Blaise Pascal, 400 anos: um olhar cristão sobre a miséria e a grandeza humanas

Pascal é lido por diferentes públicos. Se entramos em uma biblioteca, podemos eventualmente encontrá-lo nas seções de filosofia, teologia, literatura, matemática ou física. Nesse sentido, ele é um autor multifacetado. Parece, entretanto, ser possível qualificar seu pensamento pelas palavras do Papa Francisco, na recente carta apostólica da qual reproduzimos um trecho neste Caderno: Pascal demonstrava uma “abertura estupefata à realidade” (Sublimitas et miseria hominis)

Arte: Sergio Ricciuto Conte

O inventor do sistema de transporte público: carruagens que circulavam em Paris em horários determinados, independentemente de terem passageiros ou não, a um preço fixo (uma moeda de cinco sóis). Talvez essa não seja a característica mais célebre da vida de Blaise Pascal, nascido em 19 de junho de 1623 em Clermont, na França. Conhecido de muitos por seus Pensamentos (São Paulo: Martins Fontes, 2005), obra póstuma que reúne aproximadamente mil fragmentos de texto, boa parte dos quais estava destinada a constituir uma apologia da religião cristã, sua vida e seus trabalhos guardam uma série de outros aspectos interessantes a serem lembrados nesse quadricentenário.

Pascal se destacou na matemática (realizou trabalhos originais que impactariam as áreas que viriam a ser a geometria projetiva, a teoria das probabilidades e o cálculo integral), na física (experiências importantes sobre a existência do vácuo e da pressão atmosférica, assim como um tratado sobre O equilíbrio dos líquidos), polemista no âmbito da religião (suas Cartas Provinciais criticam os excessos da casuística de alguns jesuítas da época), inventor de uma máquina de calcular que ajudaria na cobrança de impostos pelo seu pai… As áreas de atuação de Pascal, que viveu apenas 39 anos, são diversas. Mas em todas elas se destaca um senso de abertura à realidade, a qual Pascal não queria forçar para dentro de “caixinhas” do pensamento. Nos Pensamentos, escreveu: “a verdadeira moral zomba da moral” e “zombar da filosofia é verdadeiramente filosofar” [Fragmento 513, segundo a numeração da edição de L. Lafuma (daqui em diante: Laf.)].

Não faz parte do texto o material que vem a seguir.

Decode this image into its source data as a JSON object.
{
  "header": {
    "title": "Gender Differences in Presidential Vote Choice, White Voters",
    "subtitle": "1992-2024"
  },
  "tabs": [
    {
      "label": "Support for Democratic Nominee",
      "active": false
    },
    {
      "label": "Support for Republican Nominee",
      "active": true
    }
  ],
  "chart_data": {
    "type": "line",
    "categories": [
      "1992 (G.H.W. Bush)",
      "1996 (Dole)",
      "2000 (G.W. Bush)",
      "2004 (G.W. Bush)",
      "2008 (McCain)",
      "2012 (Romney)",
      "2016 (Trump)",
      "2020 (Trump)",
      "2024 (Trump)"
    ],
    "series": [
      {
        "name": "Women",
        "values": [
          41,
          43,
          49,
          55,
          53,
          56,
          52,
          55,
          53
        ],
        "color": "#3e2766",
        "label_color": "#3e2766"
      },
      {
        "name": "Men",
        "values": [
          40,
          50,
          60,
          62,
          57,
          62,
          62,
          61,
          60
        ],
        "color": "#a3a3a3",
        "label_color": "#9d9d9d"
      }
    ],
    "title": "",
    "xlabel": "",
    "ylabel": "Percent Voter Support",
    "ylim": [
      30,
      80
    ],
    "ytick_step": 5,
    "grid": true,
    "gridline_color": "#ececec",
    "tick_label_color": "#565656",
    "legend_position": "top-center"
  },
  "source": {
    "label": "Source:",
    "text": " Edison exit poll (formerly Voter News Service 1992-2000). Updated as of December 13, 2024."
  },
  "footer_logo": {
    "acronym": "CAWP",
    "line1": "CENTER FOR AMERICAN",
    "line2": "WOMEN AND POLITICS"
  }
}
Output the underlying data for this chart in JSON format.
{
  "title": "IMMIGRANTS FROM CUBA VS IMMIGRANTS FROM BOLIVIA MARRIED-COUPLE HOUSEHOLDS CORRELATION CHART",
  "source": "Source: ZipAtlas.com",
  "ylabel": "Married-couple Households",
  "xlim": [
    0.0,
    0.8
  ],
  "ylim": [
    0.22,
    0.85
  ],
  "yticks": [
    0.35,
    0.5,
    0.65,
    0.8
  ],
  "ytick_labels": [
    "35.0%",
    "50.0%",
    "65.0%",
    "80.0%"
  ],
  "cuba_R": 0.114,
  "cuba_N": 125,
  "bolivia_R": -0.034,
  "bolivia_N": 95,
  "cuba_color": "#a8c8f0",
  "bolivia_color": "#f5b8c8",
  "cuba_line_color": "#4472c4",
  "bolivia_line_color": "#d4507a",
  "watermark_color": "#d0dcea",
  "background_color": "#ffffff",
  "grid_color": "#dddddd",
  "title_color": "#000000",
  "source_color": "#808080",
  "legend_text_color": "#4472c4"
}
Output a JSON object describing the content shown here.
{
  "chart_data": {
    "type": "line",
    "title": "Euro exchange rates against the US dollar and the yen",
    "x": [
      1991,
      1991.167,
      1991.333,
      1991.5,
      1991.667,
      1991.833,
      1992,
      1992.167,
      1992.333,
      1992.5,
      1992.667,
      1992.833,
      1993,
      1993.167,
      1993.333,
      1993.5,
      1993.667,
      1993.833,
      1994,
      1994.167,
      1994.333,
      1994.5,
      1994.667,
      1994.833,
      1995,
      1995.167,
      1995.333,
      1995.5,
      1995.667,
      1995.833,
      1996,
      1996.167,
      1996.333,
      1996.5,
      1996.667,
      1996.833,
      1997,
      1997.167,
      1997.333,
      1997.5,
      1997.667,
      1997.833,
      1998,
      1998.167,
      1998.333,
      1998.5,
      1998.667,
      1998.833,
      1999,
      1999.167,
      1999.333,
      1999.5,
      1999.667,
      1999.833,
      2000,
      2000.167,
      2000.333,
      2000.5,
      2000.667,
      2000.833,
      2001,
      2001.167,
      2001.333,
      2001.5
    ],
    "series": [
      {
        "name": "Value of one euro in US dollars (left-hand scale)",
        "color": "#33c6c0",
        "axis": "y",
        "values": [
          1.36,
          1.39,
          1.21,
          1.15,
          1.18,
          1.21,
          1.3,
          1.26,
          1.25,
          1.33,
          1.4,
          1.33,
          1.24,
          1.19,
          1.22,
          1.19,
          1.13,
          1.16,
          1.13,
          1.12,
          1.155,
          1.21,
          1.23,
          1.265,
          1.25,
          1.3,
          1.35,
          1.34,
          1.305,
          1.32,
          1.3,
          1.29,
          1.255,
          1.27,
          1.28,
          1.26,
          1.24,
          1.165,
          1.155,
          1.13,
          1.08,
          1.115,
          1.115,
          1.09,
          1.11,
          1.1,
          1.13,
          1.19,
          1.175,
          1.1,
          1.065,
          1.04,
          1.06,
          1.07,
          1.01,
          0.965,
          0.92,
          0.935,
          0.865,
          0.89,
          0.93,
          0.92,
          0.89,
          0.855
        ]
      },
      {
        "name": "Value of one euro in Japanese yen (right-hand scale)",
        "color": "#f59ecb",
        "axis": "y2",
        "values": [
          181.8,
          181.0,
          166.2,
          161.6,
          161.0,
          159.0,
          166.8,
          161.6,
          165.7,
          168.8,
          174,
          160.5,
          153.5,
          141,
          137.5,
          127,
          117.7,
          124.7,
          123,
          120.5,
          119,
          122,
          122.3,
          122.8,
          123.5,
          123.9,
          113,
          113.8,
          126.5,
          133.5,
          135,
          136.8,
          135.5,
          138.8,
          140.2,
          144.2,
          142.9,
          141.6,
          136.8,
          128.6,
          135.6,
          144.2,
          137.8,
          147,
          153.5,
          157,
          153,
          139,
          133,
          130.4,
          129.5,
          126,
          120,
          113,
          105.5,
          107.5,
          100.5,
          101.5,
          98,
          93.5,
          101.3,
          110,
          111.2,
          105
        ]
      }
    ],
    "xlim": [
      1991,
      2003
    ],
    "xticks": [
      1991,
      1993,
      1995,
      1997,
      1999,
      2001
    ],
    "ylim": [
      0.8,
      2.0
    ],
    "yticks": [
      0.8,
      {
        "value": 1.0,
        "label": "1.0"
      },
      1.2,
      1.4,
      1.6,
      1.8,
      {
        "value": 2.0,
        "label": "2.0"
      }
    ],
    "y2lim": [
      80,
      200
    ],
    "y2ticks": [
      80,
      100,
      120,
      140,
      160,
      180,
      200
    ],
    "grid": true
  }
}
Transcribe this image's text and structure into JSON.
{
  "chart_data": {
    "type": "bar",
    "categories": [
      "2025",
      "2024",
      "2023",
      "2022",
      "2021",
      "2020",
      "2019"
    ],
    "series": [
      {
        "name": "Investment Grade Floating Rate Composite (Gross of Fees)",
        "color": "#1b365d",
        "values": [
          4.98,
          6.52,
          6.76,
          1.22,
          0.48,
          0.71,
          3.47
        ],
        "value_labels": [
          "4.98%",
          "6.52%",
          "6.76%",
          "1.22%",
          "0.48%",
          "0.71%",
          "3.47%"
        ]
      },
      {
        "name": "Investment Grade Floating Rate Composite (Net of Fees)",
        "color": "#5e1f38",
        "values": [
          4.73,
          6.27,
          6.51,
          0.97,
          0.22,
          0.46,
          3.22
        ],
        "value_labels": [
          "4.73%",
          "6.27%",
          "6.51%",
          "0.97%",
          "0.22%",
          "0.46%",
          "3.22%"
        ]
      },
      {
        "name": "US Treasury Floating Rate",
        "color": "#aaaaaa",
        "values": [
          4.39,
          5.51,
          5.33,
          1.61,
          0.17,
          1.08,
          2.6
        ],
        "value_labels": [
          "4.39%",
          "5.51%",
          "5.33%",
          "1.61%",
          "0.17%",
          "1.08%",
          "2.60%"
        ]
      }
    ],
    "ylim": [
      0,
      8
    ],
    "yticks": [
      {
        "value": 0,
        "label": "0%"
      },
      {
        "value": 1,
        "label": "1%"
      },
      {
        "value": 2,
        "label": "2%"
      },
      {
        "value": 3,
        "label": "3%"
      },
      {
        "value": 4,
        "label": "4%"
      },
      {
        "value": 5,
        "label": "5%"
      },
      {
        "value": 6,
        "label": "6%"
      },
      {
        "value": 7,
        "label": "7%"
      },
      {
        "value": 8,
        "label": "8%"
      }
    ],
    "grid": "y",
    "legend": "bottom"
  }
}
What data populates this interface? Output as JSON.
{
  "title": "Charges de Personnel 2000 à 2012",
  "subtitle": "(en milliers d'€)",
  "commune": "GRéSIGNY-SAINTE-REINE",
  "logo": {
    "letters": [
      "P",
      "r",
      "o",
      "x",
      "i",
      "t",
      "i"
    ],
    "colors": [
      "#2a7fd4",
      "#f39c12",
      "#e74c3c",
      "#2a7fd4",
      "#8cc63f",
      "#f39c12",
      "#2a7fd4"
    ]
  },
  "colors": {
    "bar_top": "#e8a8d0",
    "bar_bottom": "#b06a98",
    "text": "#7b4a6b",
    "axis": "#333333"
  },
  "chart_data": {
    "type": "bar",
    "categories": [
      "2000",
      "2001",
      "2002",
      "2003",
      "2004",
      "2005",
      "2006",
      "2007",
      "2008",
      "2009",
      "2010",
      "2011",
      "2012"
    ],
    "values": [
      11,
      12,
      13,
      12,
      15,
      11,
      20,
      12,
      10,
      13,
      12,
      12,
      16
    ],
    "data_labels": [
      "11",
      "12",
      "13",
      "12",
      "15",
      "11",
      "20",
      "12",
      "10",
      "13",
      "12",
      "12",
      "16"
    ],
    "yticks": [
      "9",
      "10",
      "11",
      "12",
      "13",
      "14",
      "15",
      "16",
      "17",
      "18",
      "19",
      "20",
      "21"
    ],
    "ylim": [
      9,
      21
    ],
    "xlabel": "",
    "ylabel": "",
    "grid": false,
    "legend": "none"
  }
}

Em particular, Pascal apresenta uma rica reflexão sobre a condição do homem. Alguns qualificaram o seu pensamento, próximo em certos aspectos ao jansenismo da época, de “trágico” – de fato, Pascal reconhece que “o homem não passa de um caniço, o mais fraco da natureza” (Laf. 200). Mas Pascal, pensador dos limites da razão, vê igualmente que o homem tem uma dignidade, a qual pode honrar: o homem é apenas um caniço, escreve Pascal, “mas é um caniço pensante” (Laf. 200). Daí que se reconheça no pensamento de Pascal tanto uma “miséria” quanto uma “grandeza” do homem, abrindo-se de modo “estupefato” à realidade e à complexidade desta.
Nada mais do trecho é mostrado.